The bounding box for the enclosed subtree is given on the
bbox
attribute
in the form width x height @ x, y
.
- -links --
In Unicode text mode, output only the hyperlink URIs.
In document tree and XML modes, also report hyperlinks, normalized to HTML
a href=...
syntax.
- -span --
In addition to reporting structure in XML format, also report spans, which are used for hyperlinks and much of the formatting.
- -style --
In XML mode, normalize styling information across document types into the following HTML tags:
B, I, U, FONT (with FACE, SIZE, COLOR, and BACKGROUND-COLOR attributes).
Mutually exclusive with -span.
- -page range --
for paginated documents,
extract text only in range
Examples
1. The default operation extracts text as Unicode, from any supported document format:
java tool.pdf.ExtractText Annotations.pdf
java -classpath .../Multivalent.jar:.../DVI.jar tool.doc.ExtractText tripman.dvi ls.1
2. Extract links
java tool.doc.ExtractText -links index.html PDFReference16.pdf tripman.dvi
3. Dump document tree
java tool.doc.ExtractText -output doctree -span -link tripman.dvi
4. XML
java tool.doc.ExtractText -output xml tripman.dvi
5. XML with layout and style
java tool.doc.ExtractText -output xml -bbox -style tripman.dvi
Technical Notes
Garbage text
Sometimes text that appears fine when rendered by the browser extracts as apparant garbage.
Here are some issues:
- Text may be drawn not with fonts but with vector shapes or in an image.
Use OCR software to extract this text.
- Some documents may not have any text. Paper scanned into images or PDF can be such a case.
(Scanned paper can have OCR text hidden behind the paper image, and this tool will find that text.)
- Text may not have a Unicode mapping.
PDF Type 3 fonts often do not, and TeX DVI has characters that do not have Unicode equivalents.
- The Unicode encoding may be buggy.
Open Office maps some characters into the same Unicode, resulting in apparant letter dropping and doubling.

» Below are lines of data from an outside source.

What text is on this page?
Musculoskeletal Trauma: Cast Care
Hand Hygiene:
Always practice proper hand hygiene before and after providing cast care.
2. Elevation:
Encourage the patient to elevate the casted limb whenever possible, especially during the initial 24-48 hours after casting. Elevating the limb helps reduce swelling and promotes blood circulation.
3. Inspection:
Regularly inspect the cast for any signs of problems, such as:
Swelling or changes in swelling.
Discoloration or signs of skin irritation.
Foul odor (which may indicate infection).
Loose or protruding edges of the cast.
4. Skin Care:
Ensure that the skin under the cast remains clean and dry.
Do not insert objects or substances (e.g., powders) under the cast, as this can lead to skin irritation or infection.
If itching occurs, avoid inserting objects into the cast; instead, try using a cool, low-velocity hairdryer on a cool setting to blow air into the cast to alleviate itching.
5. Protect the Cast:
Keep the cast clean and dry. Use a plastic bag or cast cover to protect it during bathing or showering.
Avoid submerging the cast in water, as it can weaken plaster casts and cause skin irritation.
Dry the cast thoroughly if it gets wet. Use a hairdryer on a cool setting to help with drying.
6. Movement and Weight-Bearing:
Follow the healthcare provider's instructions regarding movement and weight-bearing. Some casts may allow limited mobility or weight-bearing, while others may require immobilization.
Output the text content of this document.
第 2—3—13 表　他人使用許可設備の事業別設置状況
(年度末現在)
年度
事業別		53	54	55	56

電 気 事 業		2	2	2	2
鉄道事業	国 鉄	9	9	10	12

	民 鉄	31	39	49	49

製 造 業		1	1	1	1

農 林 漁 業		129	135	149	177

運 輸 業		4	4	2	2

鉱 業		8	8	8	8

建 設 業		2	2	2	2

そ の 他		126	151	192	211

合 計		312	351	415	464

- Some formats, such as PDF, can draw text out of reading order — in any order in fact.
Text is extracted as it is encountered in the source.
Further analysis by the user using layout coordinates can try to recover reading order.
PDF, especially, is susceptible to the above, so before reporting a bug check against a copy-and-paste in Acrobat.
Performance
Performance is generally excellent due to various technical optimizations,
ranging from buffered I/O to skipping non-text elements such as images.
If using this tool for mass text extraction, you should start java
with the -server
flag
(note this flag is given to Java, as opposed to this tool):
java -server tool.ExtractText [options] files
While extraction on most formats is extremely fast,
PDF takes more time because text is stored in fragments usually without spaces,
and it must be analyzed to reassemble words and lines.
Also, options that request layout and other options require more work and therefore more time.
This tool first collects all text in a given document before returning it all at once;
for PDFs that are complex and have many pages, this can take a minute or more.